Whilst many of us were packing our bags for our summer holidays, the High Court was dealing with a particularly interesting and tricky issue – Sunrise Brokers LLP v Rodgers.
This case sets out the proposition that an employment contract still subsists even where the employee is refusing to work and is not receiving salary, and it reinforces the concept of ‘no work, no pay’. The case also clarifies that an injunction may be obtained requiring an employee to observe the terms of his/her contract without compelling the employee to do any work.
Commentators were particularly ‘excited’ to see this case come to Court as it follows on from the Supreme Court’s decision in Societe Generale, London Branch v Geys. It was held in that case that if an employer committed a repudiatory breach of contract it did not automatically terminate the employment relationship until the wronged party – in that case, the employee – accepted it. The elective theory applies for the benefit of the wronged party, whether employee or employer.
After Geys, there was some speculation as to what an employer’s remedy would be if the ‘boot was on the other foot’ and it chose not to accept the employee’s resignation in breach of contract. It had long been held that the courts would not compel the parties to work together and this led to the question: might it be possible for the employer to seek a declaration that the contract still subsisted and apply for an injunction restraining the employee from working for another employer during the notice period?
This case is quite complicated in terms of timings but in summary, in March 2014, Mr Rodgers left Sunrise with no notice, having accepted a position with a competitor commencing in January 2015. His contract was for a fixed term until September 2014 and then contained a 12 months’ notice provision and enforceable restrictive covenants (including a 6 month non-compete). The contract also provided for garden leave (at Sunrise’s discretion) for a period which would not normally exceed 6 months.
Sunrise refused to accept Mr Rodgers’ repudiatory breaches in purporting to terminate the contract without notice and elected to keep the contract alive. Sunrise had a good reason for affirming the contract, namely preventing Mr Rodgers from working for a competitor. He was not placed on garden leave which would have the effect of reducing the length of the restrictions whilst he sat in the garden. But Sunrise still wanted to agree a termination plan with Mr Rodgers and offered him 6 months’ notice to expire on 16 October 2014 at which time Mr Rodgers would then be bound by the 6 months’ non-compete restriction.

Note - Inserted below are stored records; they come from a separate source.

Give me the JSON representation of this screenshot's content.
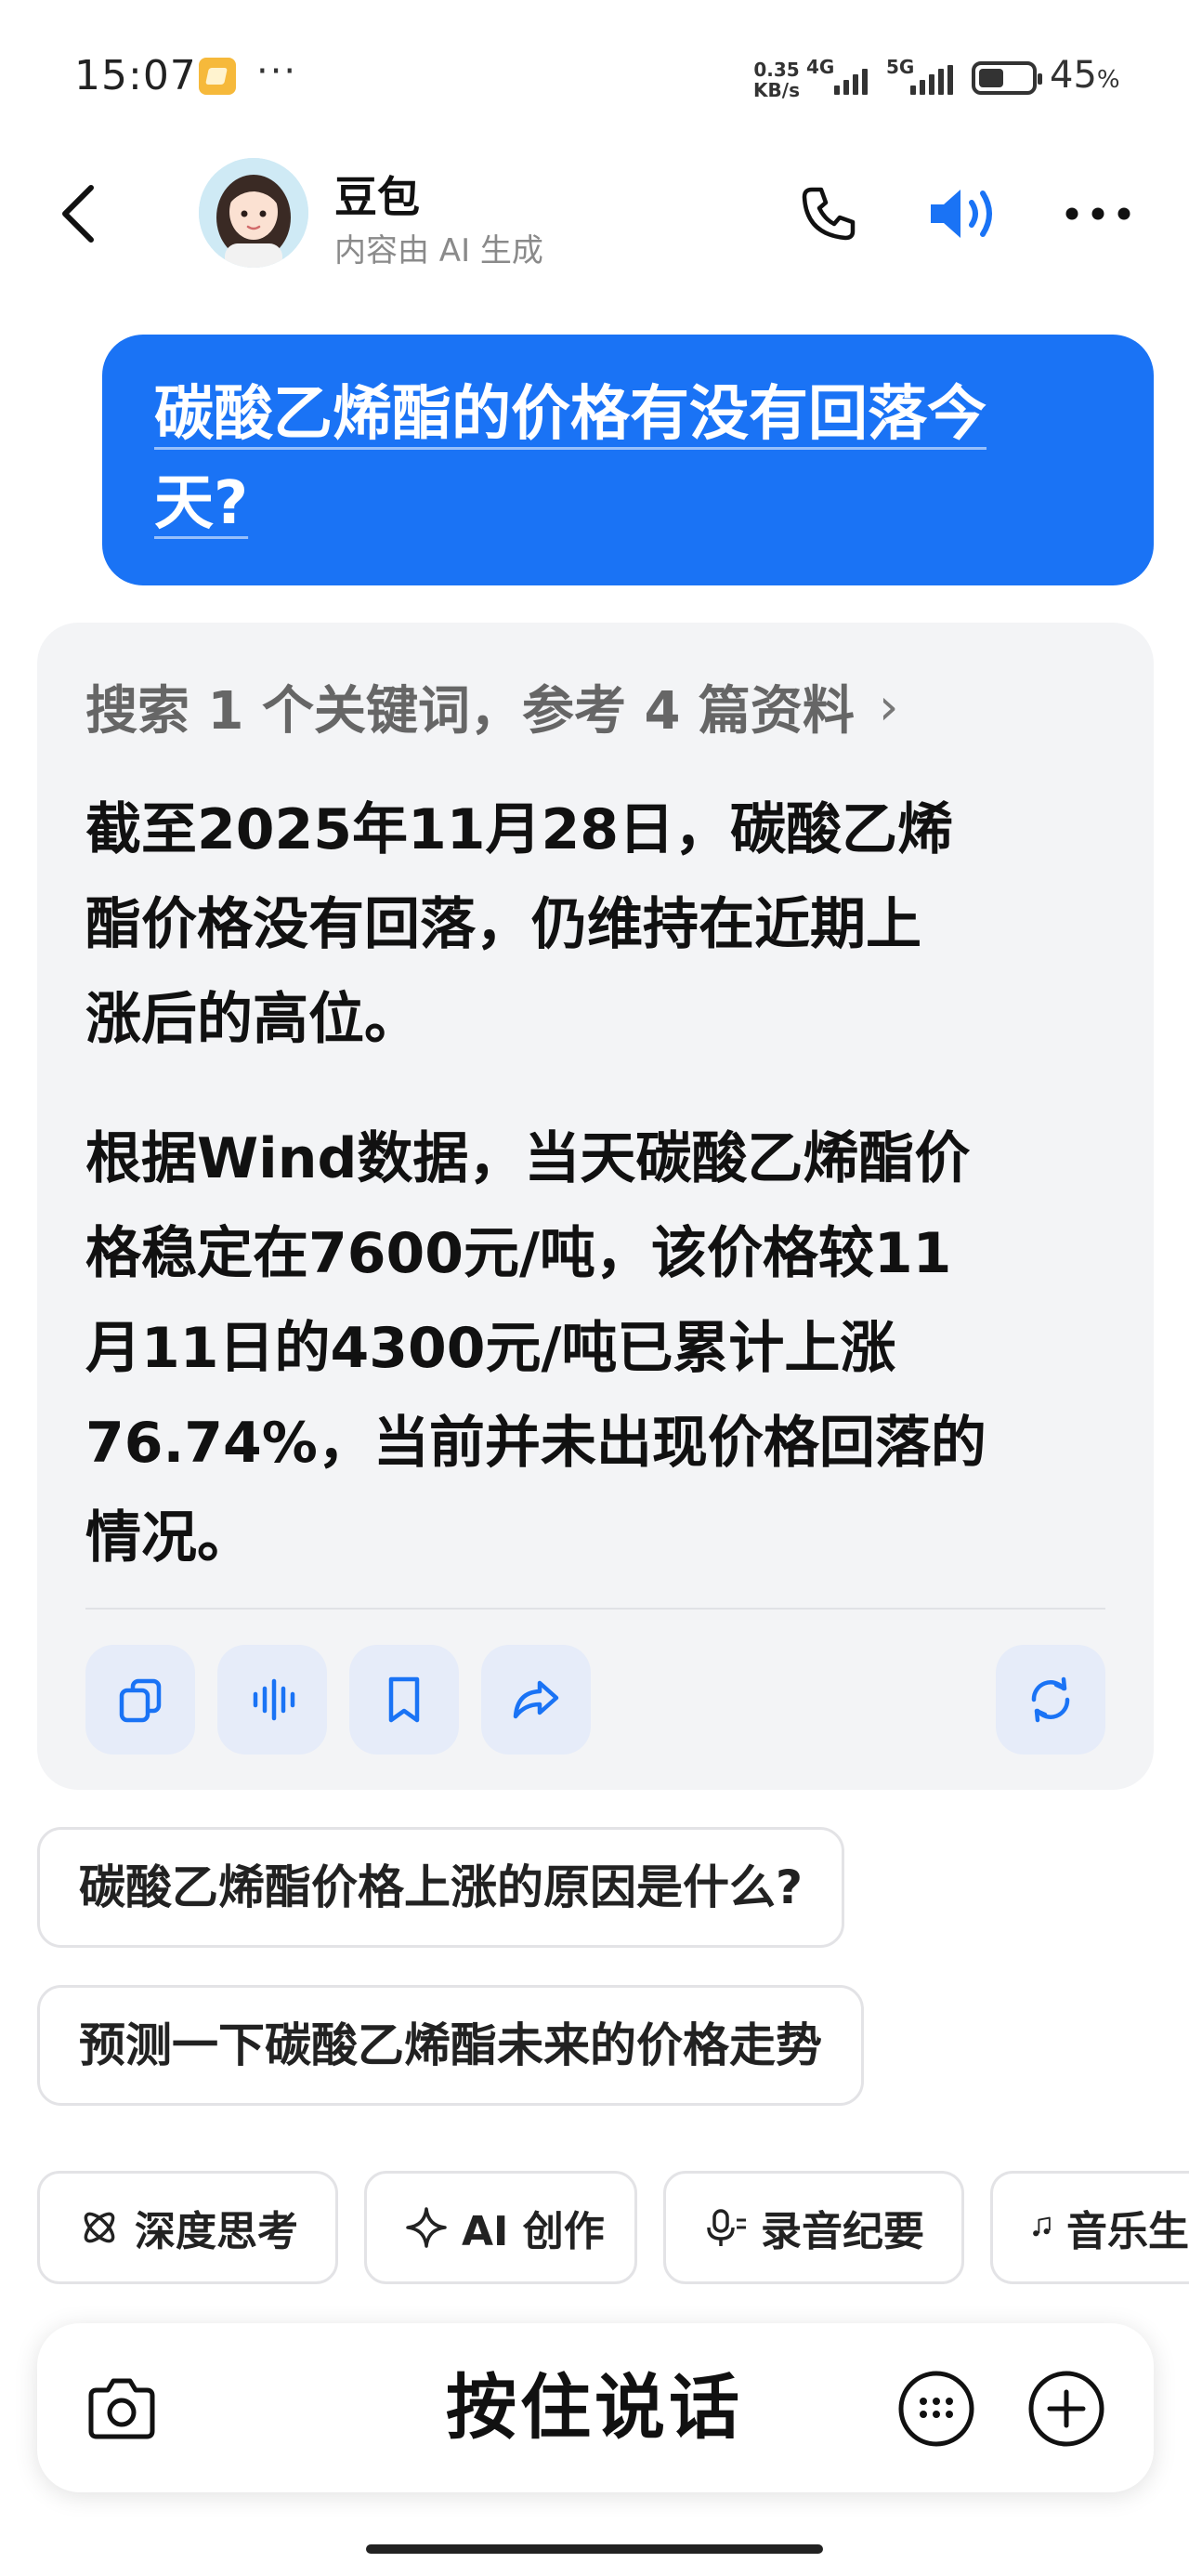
{
  "status_bar": {
    "time": "15:07",
    "more": "···",
    "net_speed_value": "0.35",
    "net_speed_unit": "KB/s",
    "network_a": "4G",
    "network_b": "5G",
    "battery_value": "45",
    "battery_unit": "%",
    "battery_level": 0.45
  },
  "header": {
    "name": "豆包",
    "subtitle": "内容由 AI 生成"
  },
  "user_message": {
    "line1": "碳酸乙烯酯的价格有没有回落今",
    "line2": "天?"
  },
  "answer": {
    "search_summary": "搜索 1 个关键词，参考 4 篇资料",
    "p1_line1": "截至2025年11月28日，碳酸乙烯",
    "p1_line2": "酯价格没有回落，仍维持在近期上",
    "p1_line3": "涨后的高位。",
    "p2_line1": "根据Wind数据，当天碳酸乙烯酯价",
    "p2_line2": "格稳定在7600元/吨，该价格较11",
    "p2_line3": "月11日的4300元/吨已累计上涨",
    "p2_line4": "76.74%，当前并未出现价格回落的",
    "p2_line5": "情况。",
    "actions": [
      "copy-icon",
      "voice-read-icon",
      "bookmark-icon",
      "share-icon",
      "regenerate-icon"
    ]
  },
  "suggestions": [
    "碳酸乙烯酯价格上涨的原因是什么?",
    "预测一下碳酸乙烯酯未来的价格走势"
  ],
  "tools": [
    {
      "label": "深度思考",
      "icon": "atom-icon"
    },
    {
      "label": "AI 创作",
      "icon": "sparkle-icon"
    },
    {
      "label": "录音纪要",
      "icon": "mic-icon"
    },
    {
      "label": "音乐生",
      "icon": "music-icon"
    }
  ],
  "input_bar": {
    "hold_to_talk": "按住说话"
  },
  "colors": {
    "accent": "#1a73f5",
    "card_bg": "#f3f4f6",
    "action_bg": "#e6ecf9"
  }
}
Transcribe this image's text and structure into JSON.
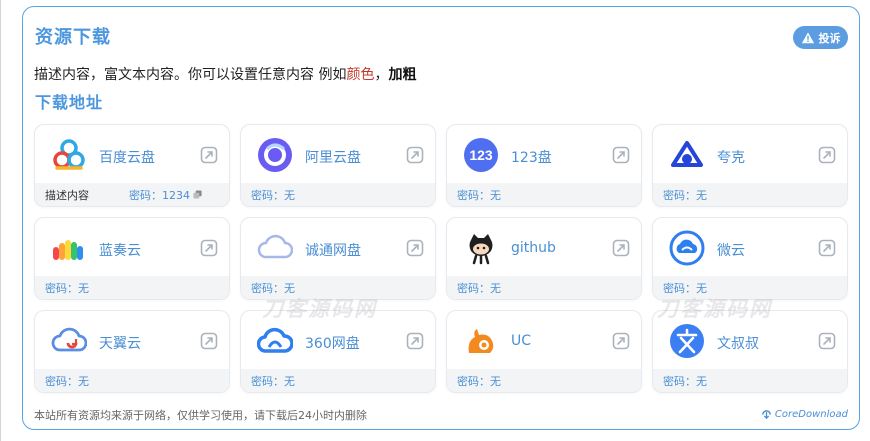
{
  "header": {
    "title": "资源下载",
    "report_label": "投诉"
  },
  "description": {
    "text_before": "描述内容，富文本内容。你可以设置任意内容 例如",
    "red_text": "颜色",
    "comma": "，",
    "bold_text": "加粗",
    "red_color": "#c0392b"
  },
  "downloads": {
    "title": "下载地址",
    "items": [
      {
        "name": "百度云盘",
        "icon": "baidu-cloud-icon",
        "note": "描述内容",
        "password": "密码：1234",
        "copy_icon": "copy-icon"
      },
      {
        "name": "阿里云盘",
        "icon": "aliyun-drive-icon",
        "password": "密码：无"
      },
      {
        "name": "123盘",
        "icon": "pan123-icon",
        "password": "密码：无"
      },
      {
        "name": "夸克",
        "icon": "quark-icon",
        "password": "密码：无"
      },
      {
        "name": "蓝奏云",
        "icon": "lanzou-icon",
        "password": "密码：无"
      },
      {
        "name": "诚通网盘",
        "icon": "ctfile-icon",
        "password": "密码：无"
      },
      {
        "name": "github",
        "icon": "github-icon",
        "password": "密码：无"
      },
      {
        "name": "微云",
        "icon": "weiyun-icon",
        "password": "密码：无"
      },
      {
        "name": "天翼云",
        "icon": "tianyi-cloud-icon",
        "password": "密码：无"
      },
      {
        "name": "360网盘",
        "icon": "pan360-icon",
        "password": "密码：无"
      },
      {
        "name": "UC",
        "icon": "uc-icon",
        "password": "密码：无"
      },
      {
        "name": "文叔叔",
        "icon": "wenshushu-icon",
        "password": "密码：无"
      }
    ]
  },
  "footer": {
    "notice": "本站所有资源均来源于网络，仅供学习使用，请下载后24小时内删除",
    "brand": "CoreDownload"
  },
  "watermarks": [
    "刀客源码网",
    "刀客源码网"
  ],
  "colors": {
    "accent": "#4d97de",
    "border": "#57a3e5",
    "link": "#4a8fd4"
  }
}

After his resignation, Mr Rodgers did not return to work and from April 2014 due to his unauthorised absence, Sunrise ceased to pay Mr Rodgers’ salary, but confirmed that payments would recommence on his return to work. Mr Rodgers claimed that non-payment of salary either amounted to accepting Mr Rodgers’ repudiatory breach of resigning with immediate effect or else was a repudiatary breach by Sunrise which Mr Rodgers accepted. Either way, his positon was that the contract had come to an end.
Sunrise sought a declaration and an injunction and were successful with both.
‘No work, No pay’
Willingness to work and wages are, in general, mutual obligations and the non-performance of one excuses the non-performance of the other. It does not mean that the contract automatically ceases, it means that the obligation to pay is suspended until the obligation to work is performed – ‘no work, no pay’.
The Court would not enforce the performance of the contract by injunction, but it did agree that Sunrise had good reason to keep the contract alive and granted an injunction requiring Mr Rodgers to observe the terms of his contract (although not perform any work) until 16 October 2014. During that time, he was not to work for a competitor and was not to contact Sunrise clients. The restrictions in the employment contract would be upheld until 26 January 2015, 10 months from the date of the last client contact.
Interestingly, Mr Rodgers was not planning on starting with the new employer until January 2015 which on the face it of it makes Mr Rodgers sound like the winner (particularly since the offer originally made by Sunrise would have meant that he could not have started employment until April 2015). However, Sunrise did not have to pay for the period Mr Rodgers was on notice and had won in the Courts, so Mr Rodgers was ordered to pay Sunrise’s costs (assessed at £168,000) as well, presumably, as his own: not such a winning position after all.
(1) If an employee “walks”, their employer does not have to accept that as terminating the contract of employment (probably quite different from how it would be in the USA).
(2) An employee cannot force an employer to place them on garden leave during which time they receive salary and require that if there are any post-termination restrictions they are reduced by that period of garden leave. Sunrise was prepared to have Mr Rodgers back to work despite the way he had behaved, which placed them in an excellent position. This is unusual and many employers would not want the employee back particularly if they have access to sensitive information and/or client contact.
(3) If an employee refuses to work, he/she may not be entitled to be paid and the contract can be kept alive. It would be sensible to expressly state this in the contract.
(4) The Court can enforce the notice period by way of restriction which (i) it may reduce to whatever it considers appropriate and (ii) it may in its discretion order that the restriction will not apply to non-competing work.
(5) This case dispels the belief that injunctive relief would not be granted as such an order will force the employee to work for the employer or remain idle. Even if this is the true position, the Court has shown that any restraint can be modified to allow an employee to work in a non-competing area thereby avoiding the employee being ‘forced to work or starve’.